Friday, 22 July 2011 will be remembered by every Norwegian. Not since World War II has our mostly peaceful country experienced such senseless violence. A twin attack on government buildings in Oslo and on a youth camp at Utøya island left 77 irreplaceable human beings dead. The perpetrator was motivated by an extreme and violent ideology.
I lost people I knew, and I had friends who lost their children. To the extremist there was nothing senseless about his acts, it was the logical conclusion of his ideology.
At the time, I worked in the Norwegian Foreign Service. I often feel comforted when thinking about the enormous amount of sympathy we experienced. The following Monday, I travelled to Rome to attend an emergency conference on the famine in the Horn of Africa which was the worst in 60 years. In a meeting focused on millions of starving people, the entire assembly of Ministers gave a three-minute standing ovation to show solidarity with the people of Norway after I spoke.
I have thought about that overwhelming empathy and about why this particular attack received so much global attention. I believe some of it has to do with the sudden sense of unity against violent extremism. There was no difference between us in that room in Rome, we were all equally vulnerable.
Oslo, ten years later. From 14 – 16 June 2021, the UNDP Oslo Governance Centre, in collaboration with the Norwegian Ministry of Foreign Affairs, convened the largest ever international conference on preventing violent extremism: the Oslo III Conference. More than 1,000 participants virtually sat down to examine whether our resolve and strategies to prevent violent extremism are good enough to match today’s challenges; whether our assumptions hold up to reality-testing; and what effect the COVID-19 pandemic has had patterns of violence. Whether our unity is still holding.
The 2019 Global Terrorism Index indicates that the number of deaths from violent extremism shows a downward trend since the 2014 peak. But the key question now is how will the pandemic affect these trends?
Today the international community knows a lot more about preventing violent extremism than 10 years ago. The root causes are complex, multifaceted, and intertwined. Violent extremism is the product of historical, political, economic, and social circumstances, including the impact of regional and global power politics.
What my colleagues at UNDP and our partners have shown through research and experience is that there are some connections between larger trends in our societies and support for violent extremism. As we slowly emerge from the pandemic, these connections should worry us and refocus our attention.

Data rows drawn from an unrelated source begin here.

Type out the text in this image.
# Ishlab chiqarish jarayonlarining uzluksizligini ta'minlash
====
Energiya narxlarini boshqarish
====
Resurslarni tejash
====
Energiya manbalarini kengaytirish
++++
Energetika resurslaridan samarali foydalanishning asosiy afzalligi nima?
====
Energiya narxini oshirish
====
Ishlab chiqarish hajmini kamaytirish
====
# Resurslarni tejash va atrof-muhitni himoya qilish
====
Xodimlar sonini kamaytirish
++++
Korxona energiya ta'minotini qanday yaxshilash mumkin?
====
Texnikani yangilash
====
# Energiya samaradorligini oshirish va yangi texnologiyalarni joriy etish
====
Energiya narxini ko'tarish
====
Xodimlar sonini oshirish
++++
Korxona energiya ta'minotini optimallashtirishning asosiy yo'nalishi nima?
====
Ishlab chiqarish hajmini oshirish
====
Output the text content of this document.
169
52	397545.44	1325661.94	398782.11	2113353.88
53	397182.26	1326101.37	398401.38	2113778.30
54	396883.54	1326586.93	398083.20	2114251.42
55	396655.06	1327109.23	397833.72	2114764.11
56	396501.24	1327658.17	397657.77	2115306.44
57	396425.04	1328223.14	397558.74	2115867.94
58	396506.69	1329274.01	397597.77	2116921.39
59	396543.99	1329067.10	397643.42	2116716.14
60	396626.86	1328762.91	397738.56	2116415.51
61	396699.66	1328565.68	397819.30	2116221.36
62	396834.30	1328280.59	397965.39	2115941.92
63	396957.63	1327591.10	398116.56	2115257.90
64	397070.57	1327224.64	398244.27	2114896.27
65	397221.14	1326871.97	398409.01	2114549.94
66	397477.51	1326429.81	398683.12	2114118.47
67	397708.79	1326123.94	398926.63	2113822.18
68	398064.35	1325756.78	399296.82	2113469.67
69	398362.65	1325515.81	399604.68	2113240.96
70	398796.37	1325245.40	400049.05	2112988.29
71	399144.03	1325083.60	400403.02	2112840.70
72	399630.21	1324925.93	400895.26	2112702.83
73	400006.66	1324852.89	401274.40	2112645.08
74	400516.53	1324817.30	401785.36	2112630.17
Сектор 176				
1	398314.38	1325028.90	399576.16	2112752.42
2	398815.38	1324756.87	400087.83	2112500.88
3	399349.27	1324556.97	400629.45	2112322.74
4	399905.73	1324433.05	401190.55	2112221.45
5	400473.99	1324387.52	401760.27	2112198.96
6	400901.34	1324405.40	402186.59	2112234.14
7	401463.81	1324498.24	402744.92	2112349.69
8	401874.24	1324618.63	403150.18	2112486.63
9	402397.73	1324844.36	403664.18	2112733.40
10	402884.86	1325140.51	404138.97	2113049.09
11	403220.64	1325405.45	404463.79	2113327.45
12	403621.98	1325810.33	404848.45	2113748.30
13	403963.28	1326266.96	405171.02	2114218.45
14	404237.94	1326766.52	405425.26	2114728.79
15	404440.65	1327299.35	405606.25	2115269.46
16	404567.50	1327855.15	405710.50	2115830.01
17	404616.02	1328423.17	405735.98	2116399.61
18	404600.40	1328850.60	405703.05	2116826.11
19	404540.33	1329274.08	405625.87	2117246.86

Unemployment, poverty, and exclusion – or indeed any one push factor – alone cannot explain why people radicalize. Perceptions of injustice, human-rights violations, social-political exclusion, widespread corruption, or sustained mistreatment of certain groups are, however, among the strong drivers. When these factors compound, and impact particular groups of people, radical movements and violence are more likely to erupt.
Break-down of social cohesion, lack of government institutions, amplified sense of marginalization, loss of job security, gender-based violence, more hate speech, and increased information pollution. These are all push factors we know can act as gateways to radicalization. And all have intensified because of the pandemic. So, what does this mean for the patterns of violent extremism in the years to come? And how do we best prevent it?
"We will confront this terror with more democracy, more openness and more humanity." These are the words that were delivered by Norway’s Prime Minister, Jens Stoltenberg soon after the Oslo and Utøya attacks. That sentiment is in keeping with the agenda of preventing violent extremism. The sorrow and anger that lies in the realization that such attacks happen in so many countries is only lessened by the potential unifying force it can stimulate. As Norway’s Prime Minister Solberg said, “It was our unity and freedom which was attacked that day in July. We must do what we can to prevent it from happening again. We must talk about what happened and why. We must discuss. We must debate.”